Continuation of Example 4 in the following year

In the following year 02, entity E”s profit before tax according to IFRS is CU 100. E”s taxable profit for 02 is CU 140. The difference between these amounts arose as follows:

1. On Sep 01, 01, E acquired shares for CU 200 which are accounted for at fair value through other comprehensive income (IFRS 9.5.7.1b and 9.5.7.5). Fair value of the shares is CU 208 as at Dec 31, 02. On Dec 31, 01, fair value was CU 200. In 02, E received a dividend of CU 4 for the period Sept 01, 01 to Dec 31, 01. The dividend is outside the scope of taxation under E”s tax law. According to E”s tax law, the shares are measured at cost.

2. Regarding a lawsuit, E has recognized a provision of CU 100 according to IFRS. The carrying amount of that provision for tax purposes is CU 80.

3. In 02, an amount of CU 16 was paid to E”s non-executive directors. According to E”s tax law, only half of that amount is deductible for tax purposes.

4. On Jan 01, 02, E acquired a building for CU 2,000. The building is available for use on the same day. Under E”s tax law depreciation is 3% p.a. The building”s useful life according to IFRS is 25 years.

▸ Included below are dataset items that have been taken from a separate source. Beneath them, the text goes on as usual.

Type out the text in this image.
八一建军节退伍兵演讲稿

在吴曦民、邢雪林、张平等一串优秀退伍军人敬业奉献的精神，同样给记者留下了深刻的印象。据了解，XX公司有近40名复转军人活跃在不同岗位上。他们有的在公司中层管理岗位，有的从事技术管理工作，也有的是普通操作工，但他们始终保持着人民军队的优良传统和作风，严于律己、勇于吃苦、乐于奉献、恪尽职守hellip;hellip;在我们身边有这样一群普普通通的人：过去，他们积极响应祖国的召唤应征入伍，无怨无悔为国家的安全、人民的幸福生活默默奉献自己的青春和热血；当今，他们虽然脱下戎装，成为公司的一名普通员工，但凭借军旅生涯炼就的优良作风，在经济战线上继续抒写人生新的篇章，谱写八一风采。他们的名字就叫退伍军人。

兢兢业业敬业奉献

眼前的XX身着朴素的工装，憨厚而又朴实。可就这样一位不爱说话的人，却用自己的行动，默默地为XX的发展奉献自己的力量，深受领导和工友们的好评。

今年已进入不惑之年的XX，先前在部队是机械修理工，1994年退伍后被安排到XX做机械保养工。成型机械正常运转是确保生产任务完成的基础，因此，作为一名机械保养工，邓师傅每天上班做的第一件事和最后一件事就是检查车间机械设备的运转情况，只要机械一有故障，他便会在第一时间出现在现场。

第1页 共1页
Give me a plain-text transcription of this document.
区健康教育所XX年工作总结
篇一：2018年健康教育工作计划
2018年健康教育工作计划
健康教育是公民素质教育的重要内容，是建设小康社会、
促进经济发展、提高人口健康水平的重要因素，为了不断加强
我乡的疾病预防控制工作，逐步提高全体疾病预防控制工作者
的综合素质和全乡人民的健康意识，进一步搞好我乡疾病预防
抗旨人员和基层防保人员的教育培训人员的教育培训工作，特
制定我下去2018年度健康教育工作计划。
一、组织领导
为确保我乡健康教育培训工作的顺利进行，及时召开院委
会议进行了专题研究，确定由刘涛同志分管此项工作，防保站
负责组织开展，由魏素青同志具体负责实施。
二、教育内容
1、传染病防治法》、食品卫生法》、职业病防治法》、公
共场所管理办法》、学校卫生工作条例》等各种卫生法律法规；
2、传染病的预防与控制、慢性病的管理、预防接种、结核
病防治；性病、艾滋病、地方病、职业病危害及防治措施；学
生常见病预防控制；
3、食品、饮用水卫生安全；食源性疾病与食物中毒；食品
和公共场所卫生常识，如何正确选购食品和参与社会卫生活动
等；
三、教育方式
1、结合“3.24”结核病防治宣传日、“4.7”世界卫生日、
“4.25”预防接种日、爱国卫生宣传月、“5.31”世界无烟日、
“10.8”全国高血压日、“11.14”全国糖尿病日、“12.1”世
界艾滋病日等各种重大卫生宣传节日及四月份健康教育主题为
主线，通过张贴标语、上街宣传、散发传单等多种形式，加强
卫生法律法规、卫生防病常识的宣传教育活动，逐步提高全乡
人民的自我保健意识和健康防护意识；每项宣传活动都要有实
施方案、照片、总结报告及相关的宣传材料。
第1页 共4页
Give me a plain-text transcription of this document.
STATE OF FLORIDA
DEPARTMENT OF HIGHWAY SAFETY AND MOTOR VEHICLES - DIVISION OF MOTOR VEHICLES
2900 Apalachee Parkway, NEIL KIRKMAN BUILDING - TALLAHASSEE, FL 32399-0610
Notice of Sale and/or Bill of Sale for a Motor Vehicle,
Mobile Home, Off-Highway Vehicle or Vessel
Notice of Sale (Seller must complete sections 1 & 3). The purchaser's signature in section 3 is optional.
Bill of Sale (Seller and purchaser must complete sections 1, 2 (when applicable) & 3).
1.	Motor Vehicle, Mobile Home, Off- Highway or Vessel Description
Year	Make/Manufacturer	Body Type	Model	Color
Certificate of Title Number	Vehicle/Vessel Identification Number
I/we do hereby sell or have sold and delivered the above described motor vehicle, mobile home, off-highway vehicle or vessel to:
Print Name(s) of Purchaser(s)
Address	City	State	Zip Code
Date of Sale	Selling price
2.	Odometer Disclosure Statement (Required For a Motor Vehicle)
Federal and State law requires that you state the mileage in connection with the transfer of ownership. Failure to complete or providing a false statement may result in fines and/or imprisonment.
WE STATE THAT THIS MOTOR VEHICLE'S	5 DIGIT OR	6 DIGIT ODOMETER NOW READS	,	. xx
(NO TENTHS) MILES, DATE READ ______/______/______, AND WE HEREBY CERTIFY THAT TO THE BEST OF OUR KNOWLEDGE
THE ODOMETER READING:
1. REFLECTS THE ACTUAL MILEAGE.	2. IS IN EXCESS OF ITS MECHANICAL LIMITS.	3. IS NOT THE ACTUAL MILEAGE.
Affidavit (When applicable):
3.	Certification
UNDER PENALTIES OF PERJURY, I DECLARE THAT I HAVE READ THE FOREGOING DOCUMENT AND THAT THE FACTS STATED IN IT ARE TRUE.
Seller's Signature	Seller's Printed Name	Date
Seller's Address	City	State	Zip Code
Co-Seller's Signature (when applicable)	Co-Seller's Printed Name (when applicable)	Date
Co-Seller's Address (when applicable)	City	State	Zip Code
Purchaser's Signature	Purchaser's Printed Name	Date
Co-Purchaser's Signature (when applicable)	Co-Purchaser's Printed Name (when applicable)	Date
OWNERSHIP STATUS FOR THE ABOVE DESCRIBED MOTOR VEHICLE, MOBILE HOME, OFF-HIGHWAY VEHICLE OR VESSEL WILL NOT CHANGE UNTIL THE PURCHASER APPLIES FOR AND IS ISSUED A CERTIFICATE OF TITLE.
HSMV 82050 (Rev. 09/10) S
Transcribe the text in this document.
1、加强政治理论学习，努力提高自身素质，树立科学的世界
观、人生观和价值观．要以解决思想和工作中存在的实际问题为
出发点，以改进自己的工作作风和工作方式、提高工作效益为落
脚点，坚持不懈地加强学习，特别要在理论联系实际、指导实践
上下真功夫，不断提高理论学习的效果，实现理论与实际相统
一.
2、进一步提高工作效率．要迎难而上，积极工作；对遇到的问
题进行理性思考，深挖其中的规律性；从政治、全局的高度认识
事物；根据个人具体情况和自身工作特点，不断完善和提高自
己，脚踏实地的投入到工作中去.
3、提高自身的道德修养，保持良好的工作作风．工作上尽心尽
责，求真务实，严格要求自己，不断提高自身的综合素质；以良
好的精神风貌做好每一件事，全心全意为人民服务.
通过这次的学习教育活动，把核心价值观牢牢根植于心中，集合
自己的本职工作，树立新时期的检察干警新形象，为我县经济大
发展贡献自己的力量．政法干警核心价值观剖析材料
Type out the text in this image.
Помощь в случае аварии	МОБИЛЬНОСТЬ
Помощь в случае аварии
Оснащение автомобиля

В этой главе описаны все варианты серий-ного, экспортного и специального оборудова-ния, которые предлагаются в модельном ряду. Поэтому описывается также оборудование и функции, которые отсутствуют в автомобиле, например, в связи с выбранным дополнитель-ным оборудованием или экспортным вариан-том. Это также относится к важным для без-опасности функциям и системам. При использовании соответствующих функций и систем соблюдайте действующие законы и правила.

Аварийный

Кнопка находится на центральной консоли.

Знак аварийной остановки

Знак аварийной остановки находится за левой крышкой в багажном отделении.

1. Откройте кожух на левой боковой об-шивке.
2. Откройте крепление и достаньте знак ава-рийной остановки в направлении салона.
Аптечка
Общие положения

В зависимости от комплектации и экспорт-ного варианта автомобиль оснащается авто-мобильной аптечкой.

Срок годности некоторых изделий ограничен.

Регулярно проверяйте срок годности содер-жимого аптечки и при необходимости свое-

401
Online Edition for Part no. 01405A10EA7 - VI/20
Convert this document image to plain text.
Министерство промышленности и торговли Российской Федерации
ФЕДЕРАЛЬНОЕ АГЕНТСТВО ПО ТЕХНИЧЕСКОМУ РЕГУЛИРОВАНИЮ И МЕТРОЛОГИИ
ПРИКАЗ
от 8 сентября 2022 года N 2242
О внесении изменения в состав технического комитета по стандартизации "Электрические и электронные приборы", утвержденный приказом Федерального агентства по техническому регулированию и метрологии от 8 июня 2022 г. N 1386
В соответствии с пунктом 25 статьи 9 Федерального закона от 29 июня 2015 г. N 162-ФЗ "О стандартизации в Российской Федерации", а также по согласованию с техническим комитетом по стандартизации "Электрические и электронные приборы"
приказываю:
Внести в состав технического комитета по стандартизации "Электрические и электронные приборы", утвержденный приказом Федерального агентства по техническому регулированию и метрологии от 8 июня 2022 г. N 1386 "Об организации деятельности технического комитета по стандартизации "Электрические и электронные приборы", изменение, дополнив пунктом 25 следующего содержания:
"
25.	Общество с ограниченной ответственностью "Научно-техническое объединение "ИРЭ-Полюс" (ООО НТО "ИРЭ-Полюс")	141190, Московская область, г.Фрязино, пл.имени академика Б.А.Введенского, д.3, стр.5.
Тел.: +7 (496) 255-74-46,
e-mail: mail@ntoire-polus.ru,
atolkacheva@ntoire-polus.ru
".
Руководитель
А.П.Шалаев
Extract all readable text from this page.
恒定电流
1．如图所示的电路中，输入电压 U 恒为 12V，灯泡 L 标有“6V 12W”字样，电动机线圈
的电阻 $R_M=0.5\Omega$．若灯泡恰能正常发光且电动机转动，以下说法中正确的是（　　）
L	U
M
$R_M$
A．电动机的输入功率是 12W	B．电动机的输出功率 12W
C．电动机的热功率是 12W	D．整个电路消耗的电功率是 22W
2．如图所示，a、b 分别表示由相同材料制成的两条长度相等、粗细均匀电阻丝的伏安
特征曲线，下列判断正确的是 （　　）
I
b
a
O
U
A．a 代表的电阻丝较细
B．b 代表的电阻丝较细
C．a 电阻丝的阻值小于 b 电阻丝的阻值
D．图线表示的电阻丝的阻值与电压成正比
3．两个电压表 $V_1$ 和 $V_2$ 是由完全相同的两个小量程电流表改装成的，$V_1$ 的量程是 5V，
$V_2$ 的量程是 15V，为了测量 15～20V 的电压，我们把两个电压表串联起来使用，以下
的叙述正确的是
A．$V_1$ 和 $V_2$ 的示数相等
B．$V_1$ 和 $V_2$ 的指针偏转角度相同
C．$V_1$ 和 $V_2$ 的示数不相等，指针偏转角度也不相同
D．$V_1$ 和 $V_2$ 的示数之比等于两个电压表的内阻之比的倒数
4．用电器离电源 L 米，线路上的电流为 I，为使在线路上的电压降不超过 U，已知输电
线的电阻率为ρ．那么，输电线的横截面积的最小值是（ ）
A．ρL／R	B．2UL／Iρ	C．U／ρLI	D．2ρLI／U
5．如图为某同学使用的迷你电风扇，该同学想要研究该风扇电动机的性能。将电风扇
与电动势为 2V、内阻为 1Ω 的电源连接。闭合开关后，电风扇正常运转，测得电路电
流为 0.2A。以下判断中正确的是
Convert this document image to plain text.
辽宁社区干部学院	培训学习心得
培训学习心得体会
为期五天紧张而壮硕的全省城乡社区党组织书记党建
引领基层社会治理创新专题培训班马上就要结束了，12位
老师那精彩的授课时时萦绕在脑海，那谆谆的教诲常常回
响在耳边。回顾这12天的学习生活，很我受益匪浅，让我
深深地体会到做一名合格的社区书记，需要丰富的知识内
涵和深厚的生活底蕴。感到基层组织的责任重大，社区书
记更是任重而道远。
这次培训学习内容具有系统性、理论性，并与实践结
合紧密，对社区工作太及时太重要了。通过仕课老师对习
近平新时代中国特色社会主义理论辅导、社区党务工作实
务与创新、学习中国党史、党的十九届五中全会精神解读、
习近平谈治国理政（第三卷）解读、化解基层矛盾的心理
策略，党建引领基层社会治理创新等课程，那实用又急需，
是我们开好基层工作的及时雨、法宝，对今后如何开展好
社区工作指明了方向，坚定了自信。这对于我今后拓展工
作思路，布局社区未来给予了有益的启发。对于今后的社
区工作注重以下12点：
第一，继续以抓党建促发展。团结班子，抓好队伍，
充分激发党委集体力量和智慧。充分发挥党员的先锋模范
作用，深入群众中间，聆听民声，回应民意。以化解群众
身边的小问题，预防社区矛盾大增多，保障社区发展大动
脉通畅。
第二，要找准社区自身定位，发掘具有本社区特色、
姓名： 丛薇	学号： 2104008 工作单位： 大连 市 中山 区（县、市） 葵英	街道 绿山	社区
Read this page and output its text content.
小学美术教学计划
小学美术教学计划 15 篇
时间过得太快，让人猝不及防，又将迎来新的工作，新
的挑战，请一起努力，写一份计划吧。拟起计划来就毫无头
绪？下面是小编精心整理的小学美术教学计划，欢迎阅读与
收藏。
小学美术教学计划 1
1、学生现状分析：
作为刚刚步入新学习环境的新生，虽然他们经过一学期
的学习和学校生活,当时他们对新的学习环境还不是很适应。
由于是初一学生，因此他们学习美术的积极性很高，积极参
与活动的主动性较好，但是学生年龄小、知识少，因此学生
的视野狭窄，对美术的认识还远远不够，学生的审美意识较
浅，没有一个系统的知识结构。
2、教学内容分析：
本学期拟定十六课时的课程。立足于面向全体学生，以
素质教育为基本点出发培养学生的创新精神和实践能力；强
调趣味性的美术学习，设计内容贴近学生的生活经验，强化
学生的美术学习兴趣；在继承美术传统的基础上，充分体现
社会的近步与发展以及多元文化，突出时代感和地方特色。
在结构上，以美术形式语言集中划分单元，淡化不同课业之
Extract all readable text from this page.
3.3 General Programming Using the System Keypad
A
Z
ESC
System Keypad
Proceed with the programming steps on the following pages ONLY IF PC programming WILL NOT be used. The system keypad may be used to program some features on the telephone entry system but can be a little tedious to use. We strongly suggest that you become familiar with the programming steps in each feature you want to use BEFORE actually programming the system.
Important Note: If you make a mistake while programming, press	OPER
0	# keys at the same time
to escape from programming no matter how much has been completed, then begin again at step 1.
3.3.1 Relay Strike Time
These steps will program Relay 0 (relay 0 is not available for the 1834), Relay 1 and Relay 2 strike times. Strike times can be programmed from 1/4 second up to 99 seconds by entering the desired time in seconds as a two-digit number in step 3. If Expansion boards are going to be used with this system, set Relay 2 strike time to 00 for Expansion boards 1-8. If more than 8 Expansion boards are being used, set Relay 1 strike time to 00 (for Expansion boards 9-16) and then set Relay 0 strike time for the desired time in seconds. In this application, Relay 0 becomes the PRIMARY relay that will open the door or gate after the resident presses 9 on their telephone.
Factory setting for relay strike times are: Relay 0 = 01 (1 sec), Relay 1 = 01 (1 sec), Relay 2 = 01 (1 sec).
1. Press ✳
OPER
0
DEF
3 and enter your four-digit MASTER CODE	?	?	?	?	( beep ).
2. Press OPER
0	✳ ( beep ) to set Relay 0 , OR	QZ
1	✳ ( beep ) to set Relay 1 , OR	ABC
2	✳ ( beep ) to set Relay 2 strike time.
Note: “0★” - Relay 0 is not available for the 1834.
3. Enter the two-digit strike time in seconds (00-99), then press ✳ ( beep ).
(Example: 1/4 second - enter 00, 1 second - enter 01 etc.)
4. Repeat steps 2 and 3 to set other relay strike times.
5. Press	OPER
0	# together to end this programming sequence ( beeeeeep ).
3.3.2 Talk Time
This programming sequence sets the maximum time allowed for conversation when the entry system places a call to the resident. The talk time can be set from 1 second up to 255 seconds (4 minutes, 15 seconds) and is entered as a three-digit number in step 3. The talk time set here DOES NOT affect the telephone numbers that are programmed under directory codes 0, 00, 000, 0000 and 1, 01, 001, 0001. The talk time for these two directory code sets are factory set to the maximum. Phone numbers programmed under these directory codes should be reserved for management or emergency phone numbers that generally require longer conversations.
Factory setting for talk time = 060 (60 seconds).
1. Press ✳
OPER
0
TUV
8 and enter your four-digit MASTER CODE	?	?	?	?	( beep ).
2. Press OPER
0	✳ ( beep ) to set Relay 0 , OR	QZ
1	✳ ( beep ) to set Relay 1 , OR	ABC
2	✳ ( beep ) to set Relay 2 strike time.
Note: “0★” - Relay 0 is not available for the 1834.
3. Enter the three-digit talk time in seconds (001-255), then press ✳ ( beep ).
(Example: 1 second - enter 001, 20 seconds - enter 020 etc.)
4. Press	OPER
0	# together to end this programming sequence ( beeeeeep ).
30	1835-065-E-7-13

5. The carrying amount of a provision of E for tax purposes is CU 4. That provision does not meet the recognition criteria according to IFRS.

Posting status:

Apart from current tax and deferred tax for 02, all necessary entries have already been correctly effected. The current tax liability recognized for the year 01 has already been settled and this has already been entered correctly. The fair value change of the shares has been recognized as follows:

Dec 31,02

Dr

Shares

8

Cr

Other comprehensive income (fair value reserve)

8

The dividend of CU 4 has been recognized in profit or loss (IFRS 9.5.7.6).

Required

(a) Prepare any necessary entries in E”s financial statements as at Dec 31, 02, with respect to current and deferred tax. The tax rate is 25%. Assume that no tax prepayments (see Example 1) are necessary. Assume for simplification purposes that deferred tax assets (if any) meet the recognition criteria of IAS 12 and that the criteria for offsetting deferred tax assets and deferred tax liabilities in the statement of financial position

(b) Prepare (a) the tax reconciliation in absolute numbers (IAS 12.81(c)(i)) as well as (b) the tax rate reconciliation (IAS 12.81(c)(ii)) for 02.